D’entrée de jeu, le responsable acoustique et vibrations, Éric Augis, explique que le bruit émis par un tramway s’élève à 75 décibels, alors que celui d’un autobus atteint 75 à 85 décibels et une automobile, 80 décibels. Mais là s’arrête la comparaison aux fins de la présente étude.

En effet, le paramètre retenu dans l’industrie est le niveau sonore équivalent sur une période longue et non à l’événement, c’est-à-dire lors du passage du tramway. 

Tout d’abord, l’étude visait à évaluer le niveau sonore actuel en façade des bâtiments exposés et le comparer à une modélisation du niveau sonore projeté avec un tramway. Systra a effectué des mesures sur des périodes de 24 heures et d’autres d’une heure le jour comme la nuit. M. Augis précise que le type de tramway choisi pour la modélisation n’est ni optimal ni pénalisant au chapitre du bruit.

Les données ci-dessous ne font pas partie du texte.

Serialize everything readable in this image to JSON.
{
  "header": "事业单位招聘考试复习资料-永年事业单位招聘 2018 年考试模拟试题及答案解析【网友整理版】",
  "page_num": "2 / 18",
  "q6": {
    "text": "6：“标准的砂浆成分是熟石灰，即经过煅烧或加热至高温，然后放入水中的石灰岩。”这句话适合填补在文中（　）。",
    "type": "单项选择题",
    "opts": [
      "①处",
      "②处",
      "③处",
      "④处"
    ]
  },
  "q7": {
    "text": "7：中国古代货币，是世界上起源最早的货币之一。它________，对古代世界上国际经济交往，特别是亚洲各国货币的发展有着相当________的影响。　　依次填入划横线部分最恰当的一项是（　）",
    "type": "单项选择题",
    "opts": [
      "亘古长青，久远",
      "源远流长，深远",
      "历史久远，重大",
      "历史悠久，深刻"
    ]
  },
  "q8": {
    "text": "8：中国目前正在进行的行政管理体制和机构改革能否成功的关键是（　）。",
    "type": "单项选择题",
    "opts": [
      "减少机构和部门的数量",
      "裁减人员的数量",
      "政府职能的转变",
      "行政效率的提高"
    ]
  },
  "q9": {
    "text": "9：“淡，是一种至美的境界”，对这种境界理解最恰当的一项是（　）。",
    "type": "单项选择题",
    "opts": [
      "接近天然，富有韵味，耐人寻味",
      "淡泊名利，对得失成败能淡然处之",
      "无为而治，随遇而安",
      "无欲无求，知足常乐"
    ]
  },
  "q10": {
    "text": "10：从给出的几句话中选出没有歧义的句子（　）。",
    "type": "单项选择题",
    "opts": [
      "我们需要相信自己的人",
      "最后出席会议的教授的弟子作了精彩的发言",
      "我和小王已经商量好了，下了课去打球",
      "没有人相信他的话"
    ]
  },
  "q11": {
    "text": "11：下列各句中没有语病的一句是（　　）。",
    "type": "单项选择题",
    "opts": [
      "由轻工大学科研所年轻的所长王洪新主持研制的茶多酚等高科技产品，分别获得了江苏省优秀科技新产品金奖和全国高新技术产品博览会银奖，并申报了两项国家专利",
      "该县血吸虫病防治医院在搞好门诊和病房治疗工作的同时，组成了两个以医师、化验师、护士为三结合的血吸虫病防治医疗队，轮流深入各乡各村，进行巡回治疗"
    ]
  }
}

Le résultat peut paraître surprenant. «Le passage du tramway n’engendrera aucune hausse du niveau sonore ambiant sur 95 % de son tracé», insiste l’expert. Plus encore, il y aurait un effet bénéfique sur 4,8 kilomètres. Autrement dit : le niveau sonore diminuerait parce que les autobus cesseront de circuler sur les artères où le tramway passera. Par exemple, un effet bénéfique sera senti sur une portion de la 1re Avenue, du boulevard Laurier et du chemin des Quatre-Bourgeois. 

Corridor vert sur Pie-XII

Le secteur Pie-XII a été identifié comme zone sensible. Le tramway circulera derrière les résidences dans l’emprise d’Hydro-Québec. Sans l’érection d’un mur acoustique, le niveau sonore passerait à certains endroits de 51 à 66 décibels et de 54 à 68. Le mur, qui pourrait prendre l’apparence d’une butte de terre végétalisée d’un à trois mètres de hauteur (un merlon) permettrait de retrancher dix décibels. Il faut mentionner que même avec la hausse, le niveau de bruit, toujours sous la barre des 60 décibels, n’atteint jamais un seuil de risque ou de danger pour la santé des citoyens.

Les résidents de la rue de la Couronne connaîtront aussi une hausse du bruit en raison d’une augmentation (inexpliquée pour le moment) de 65 % du trafic automobile. Comme pour quelques citoyens de Pie-XII, l’impact est considéré comme faible, généralement entre zéro et deux décibels. 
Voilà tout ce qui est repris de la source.